On Friday when I arrived at the ceremony my dad’s colleagues asked for the family to stand…my family. We stood and they gave us a standing ovation and began talking about how much my dad praised us around the office. I quickly learned that he was the entire focus of this ceremony. This wasn’t some big group send off, this was a group of over 50 people who showed up specifically for my dad. Person after person came up to the front of the crowd to sing my dad’s praises…many citing how great of a guy he was, and telling stories of how my dad’s compassion, empathy, faith, and assistance had a positive impact on their life. I was impressed. I began to assess myself and consider that I could barely name 10 people who probably have decent things to say about me, and here my dad is with a room full of people who adored him. You can tell they showed up for more than just free food, but rather the send off of a companion and influence. Every speak told their story either with tears running down their cheek or with red, watery eyes…obviously trying to hold back their tears.
I sympathize with that, because if anyone looked at me they probably saw a drop or two of liquid forming in my eye…which I’d obviously dismiss as allergies. On Friday I saw what being rich truly meant. Money is nice to have. I pray one day my dad wins the lottery as he always talks about what he’d do with the winnings. Even if that never happens I hope he realizes that he has wealth beyond measure. He has made an impact on the lives of his co-workers and their families in an incredible way and that shouldn’t be overlooked.
I hope my dad finally takes some time to rest, but the day after he came over to spend time with his grandchildren and his children. I asked, “Dad…you can finally do whatever you want, what are you going to do now?” He responded with, “spend my remaining free time continuing to give of myself to my family to make up for any time I couldn’t give you all over the 51 years.”
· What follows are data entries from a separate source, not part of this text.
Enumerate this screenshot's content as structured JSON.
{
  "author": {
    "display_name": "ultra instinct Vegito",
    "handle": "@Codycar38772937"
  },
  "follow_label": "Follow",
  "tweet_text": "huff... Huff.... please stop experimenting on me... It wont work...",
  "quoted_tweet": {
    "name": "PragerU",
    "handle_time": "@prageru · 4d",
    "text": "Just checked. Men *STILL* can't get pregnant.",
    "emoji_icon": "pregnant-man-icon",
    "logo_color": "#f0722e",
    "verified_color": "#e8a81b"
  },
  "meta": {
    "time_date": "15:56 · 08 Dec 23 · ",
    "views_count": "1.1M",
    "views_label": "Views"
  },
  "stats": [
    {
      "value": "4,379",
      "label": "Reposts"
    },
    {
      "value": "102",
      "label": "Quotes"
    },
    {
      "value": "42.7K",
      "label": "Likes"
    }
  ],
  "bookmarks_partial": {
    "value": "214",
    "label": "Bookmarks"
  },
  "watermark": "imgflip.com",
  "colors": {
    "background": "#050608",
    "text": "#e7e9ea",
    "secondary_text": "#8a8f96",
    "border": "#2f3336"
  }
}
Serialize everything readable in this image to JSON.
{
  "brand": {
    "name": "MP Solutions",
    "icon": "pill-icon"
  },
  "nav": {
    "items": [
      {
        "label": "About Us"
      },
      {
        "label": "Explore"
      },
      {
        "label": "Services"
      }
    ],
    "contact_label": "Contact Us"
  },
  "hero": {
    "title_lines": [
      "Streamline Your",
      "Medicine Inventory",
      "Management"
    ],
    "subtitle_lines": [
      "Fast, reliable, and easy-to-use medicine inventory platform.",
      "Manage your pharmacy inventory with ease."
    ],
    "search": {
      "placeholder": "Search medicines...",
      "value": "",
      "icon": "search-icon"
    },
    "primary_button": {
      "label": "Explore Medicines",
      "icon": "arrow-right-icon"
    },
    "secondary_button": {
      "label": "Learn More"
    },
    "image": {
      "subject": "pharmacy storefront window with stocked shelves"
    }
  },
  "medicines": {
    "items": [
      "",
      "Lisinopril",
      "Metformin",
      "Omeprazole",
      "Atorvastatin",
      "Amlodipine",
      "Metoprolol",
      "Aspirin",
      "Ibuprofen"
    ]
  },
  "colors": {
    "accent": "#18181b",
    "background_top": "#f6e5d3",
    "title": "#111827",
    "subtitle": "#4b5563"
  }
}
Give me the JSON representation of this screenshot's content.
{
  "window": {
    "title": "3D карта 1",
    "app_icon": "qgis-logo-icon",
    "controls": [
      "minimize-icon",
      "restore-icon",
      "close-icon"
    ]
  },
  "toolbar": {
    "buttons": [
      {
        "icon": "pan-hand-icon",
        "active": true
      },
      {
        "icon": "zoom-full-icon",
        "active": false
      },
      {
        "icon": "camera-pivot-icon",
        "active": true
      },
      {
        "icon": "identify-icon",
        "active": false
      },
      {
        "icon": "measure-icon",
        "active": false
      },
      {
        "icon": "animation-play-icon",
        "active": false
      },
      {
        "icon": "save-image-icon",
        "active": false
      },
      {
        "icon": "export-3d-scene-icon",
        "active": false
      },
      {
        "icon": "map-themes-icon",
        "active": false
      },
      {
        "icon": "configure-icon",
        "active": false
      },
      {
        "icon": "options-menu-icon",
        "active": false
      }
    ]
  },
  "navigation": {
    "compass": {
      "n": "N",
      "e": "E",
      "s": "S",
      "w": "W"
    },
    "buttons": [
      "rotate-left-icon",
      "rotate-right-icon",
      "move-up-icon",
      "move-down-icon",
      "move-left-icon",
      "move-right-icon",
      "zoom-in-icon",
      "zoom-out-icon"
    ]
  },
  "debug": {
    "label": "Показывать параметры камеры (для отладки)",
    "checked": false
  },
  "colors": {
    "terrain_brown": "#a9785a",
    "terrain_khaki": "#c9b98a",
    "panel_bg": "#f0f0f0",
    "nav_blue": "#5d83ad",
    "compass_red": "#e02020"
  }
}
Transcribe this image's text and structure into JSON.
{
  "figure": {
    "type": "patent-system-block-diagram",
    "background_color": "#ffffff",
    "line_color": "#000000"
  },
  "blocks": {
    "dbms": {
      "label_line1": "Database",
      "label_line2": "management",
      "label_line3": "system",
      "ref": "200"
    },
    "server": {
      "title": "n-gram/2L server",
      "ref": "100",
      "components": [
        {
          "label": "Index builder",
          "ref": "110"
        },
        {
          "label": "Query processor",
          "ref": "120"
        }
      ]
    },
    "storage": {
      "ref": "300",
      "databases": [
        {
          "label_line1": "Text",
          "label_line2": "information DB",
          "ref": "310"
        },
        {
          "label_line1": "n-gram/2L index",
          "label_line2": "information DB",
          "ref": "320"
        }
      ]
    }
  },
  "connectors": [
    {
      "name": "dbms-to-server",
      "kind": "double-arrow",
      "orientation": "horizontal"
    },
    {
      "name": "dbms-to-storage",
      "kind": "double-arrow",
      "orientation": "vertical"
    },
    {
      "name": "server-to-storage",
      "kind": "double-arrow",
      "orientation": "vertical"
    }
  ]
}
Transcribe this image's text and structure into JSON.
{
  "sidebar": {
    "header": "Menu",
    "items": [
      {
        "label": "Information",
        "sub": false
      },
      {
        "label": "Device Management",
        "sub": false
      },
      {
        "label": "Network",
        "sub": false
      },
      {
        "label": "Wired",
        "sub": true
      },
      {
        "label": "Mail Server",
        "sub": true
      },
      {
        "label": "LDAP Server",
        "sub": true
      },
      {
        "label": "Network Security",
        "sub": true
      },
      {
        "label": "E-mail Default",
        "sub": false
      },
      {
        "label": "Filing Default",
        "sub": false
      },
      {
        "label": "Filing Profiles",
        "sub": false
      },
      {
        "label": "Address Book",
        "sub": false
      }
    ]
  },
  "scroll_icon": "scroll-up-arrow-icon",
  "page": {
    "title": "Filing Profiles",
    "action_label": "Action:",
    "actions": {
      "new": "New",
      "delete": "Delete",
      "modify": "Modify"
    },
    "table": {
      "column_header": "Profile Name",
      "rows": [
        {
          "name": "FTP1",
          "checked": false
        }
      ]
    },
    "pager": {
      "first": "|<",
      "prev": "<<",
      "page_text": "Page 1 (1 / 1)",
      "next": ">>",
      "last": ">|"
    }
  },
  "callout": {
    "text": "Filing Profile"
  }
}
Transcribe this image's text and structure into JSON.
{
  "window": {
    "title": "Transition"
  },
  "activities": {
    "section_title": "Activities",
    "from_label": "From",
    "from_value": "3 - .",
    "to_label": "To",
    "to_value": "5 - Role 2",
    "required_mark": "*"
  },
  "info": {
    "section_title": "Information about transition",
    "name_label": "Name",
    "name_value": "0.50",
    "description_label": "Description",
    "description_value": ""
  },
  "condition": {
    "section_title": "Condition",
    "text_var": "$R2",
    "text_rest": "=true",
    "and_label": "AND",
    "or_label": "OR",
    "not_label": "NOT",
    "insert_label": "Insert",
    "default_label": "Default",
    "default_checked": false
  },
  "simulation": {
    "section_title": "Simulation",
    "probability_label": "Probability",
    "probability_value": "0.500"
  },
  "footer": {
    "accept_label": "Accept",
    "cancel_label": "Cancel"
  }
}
Dad, I hope you know that’s a TERRIBLE answer…a real terribly great answer. I love you man and you don’t know about the blog but one day you might and you will see that here on January 10, 2020 you cemented your legacy in retirement…but you will also see that on January 12, 2020 your youngest son shared it on the internet and cemented your legacy for many to hear about for all of eternity. You are a rock and you continue to help me grow to become a better man all the time. I know I’m hard-headed and stubborn sometimes because I obviously know it all, but truthfully…every discussion is one that lingers long after you walk out of my door or I walk out of yours. Thanks for always doing right by me and thanks for giving 51 years of your life in service to our country and our family.